Default: diff the working tree against the last ingested commit (git diff --name-only <last>..<head>), or full repo if no prior state. Per-file content hash dedupes the semantic chunks (idempotency key embeds the hash). --full forces a complete re-ingest.

CLI

tatara-ingest --repo-root <path> [--repo-name <n>] [--full] [--base-url ...]. Auth: OIDC client-credentials (service-account) for in-cluster/CI use; reuses the tatara audience. JSON slog logs with final counts (entities, edges, chunks, files, duration). Batch tool - no long-running server, so no /metrics endpoint; counts are logged structured (rule 13 satisfied for a batch process; rationale recorded in B's MEMORY.md per rule 4).

Detailed spec + plan in B's own cycle.


Sub-project C - tatara-cli (code-graph MCP tools)

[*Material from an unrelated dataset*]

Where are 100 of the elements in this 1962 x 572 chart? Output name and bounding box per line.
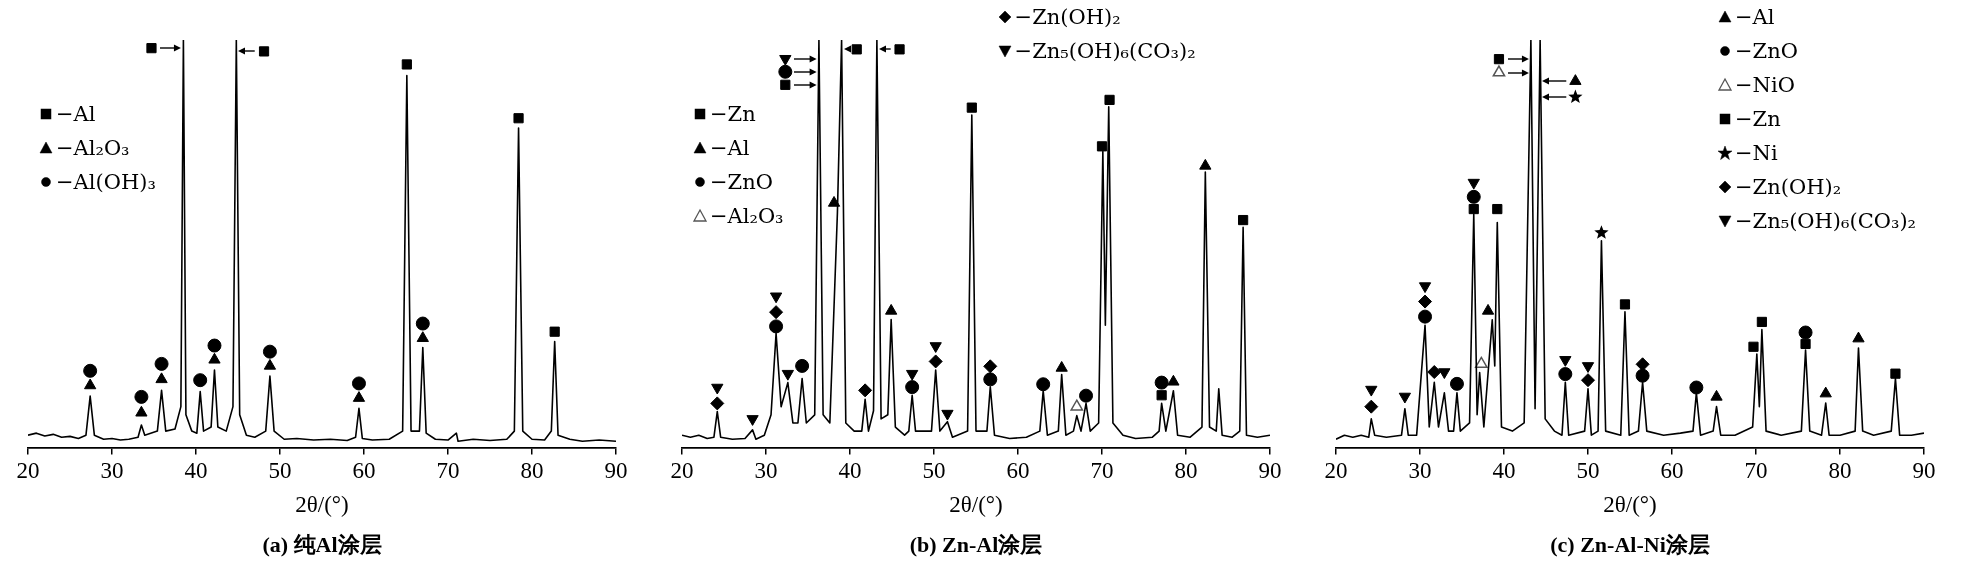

Adds dedicated MCP tools wrapping A's /code/* endpoints, following the existing Tool{Name, Description, Schema, Build} registration pattern - each tool is a thin Build that maps args to method+path. No analysis logic in C.

Tools: code_search, code_entity, code_neighbors, code_callers, code_callees, code_dependents, code_dependencies, code_file_imports, code_resource_graph. Adding a language adds zero tools (the contract is language-neutral). Detailed spec + plan in C's own cycle.


Cross-cutting

  • Auth: all new endpoints OIDC-gated, audience tatara-memory, existing middleware. The ingester authenticates as a confidential service account.
  • Deploy: A ships as a new tatara-memory minor (new tables via the embedded migration on startup). B is a new repo with its own chart/image (runnable as a Job). C ships as a tatara-cli minor.
  • Charts: cluster-agnostic (rule 14); cluster config in the infra helmfile.
  • No new top-level secrets beyond the ingester's service-account client.

Build order

  1. A - lock the contract (schema, /code-graph:bulk, /code/*). Ship.
  2. B and C in parallel against A's frozen contract.

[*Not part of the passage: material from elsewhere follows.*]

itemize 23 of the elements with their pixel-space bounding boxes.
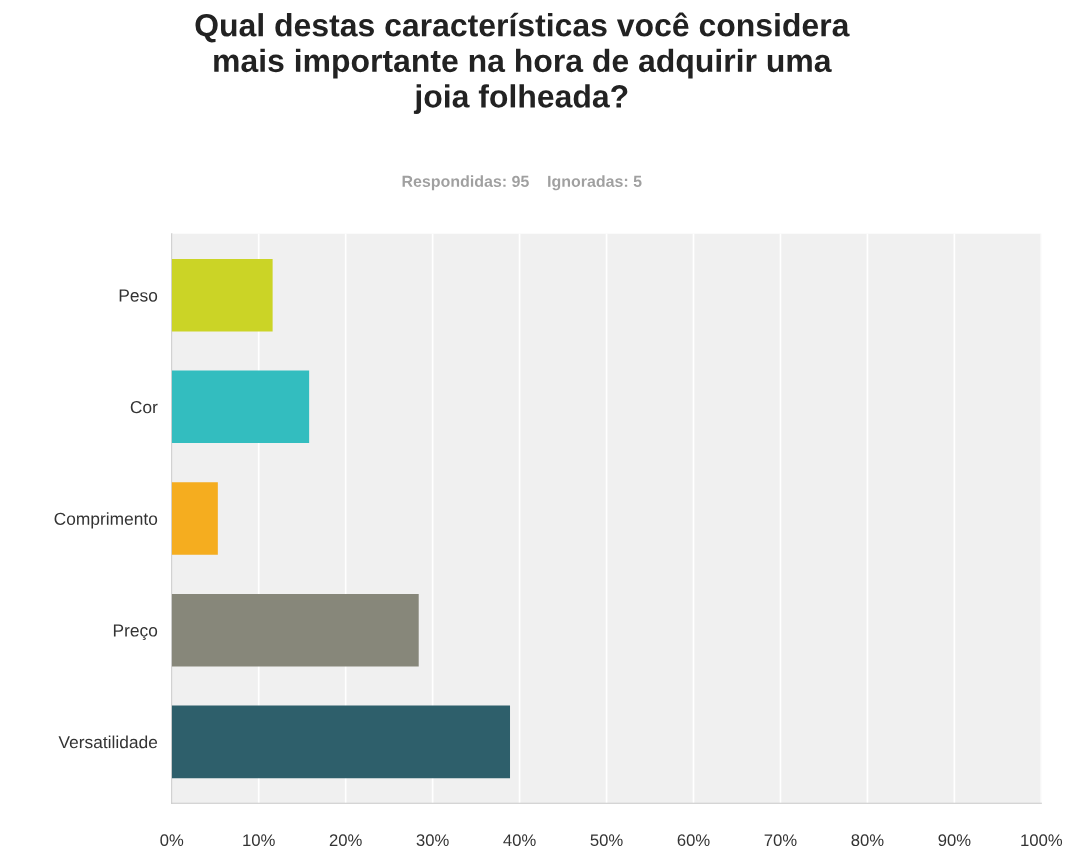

Each sub-project runs its own brainstorming-light -> writing-plans -> implement cycle. This doc is the shared contract they reference.

Open tradeoffs (accepted)

  • Orphaned edges after a cross-file rename are filtered at query time, not eagerly cleaned. Cheap file-granular replace is worth it; a periodic prune-orphans sweep can be added later if needed.
  • Python calls are name-based (no type resolution without execution). Acceptable; Go (the platform's primary language) is fully type-resolved.
  • Two stores (PG structural + LightRAG semantic) linked by ID rather than one unified graph. Deliberate - see "Why Postgres".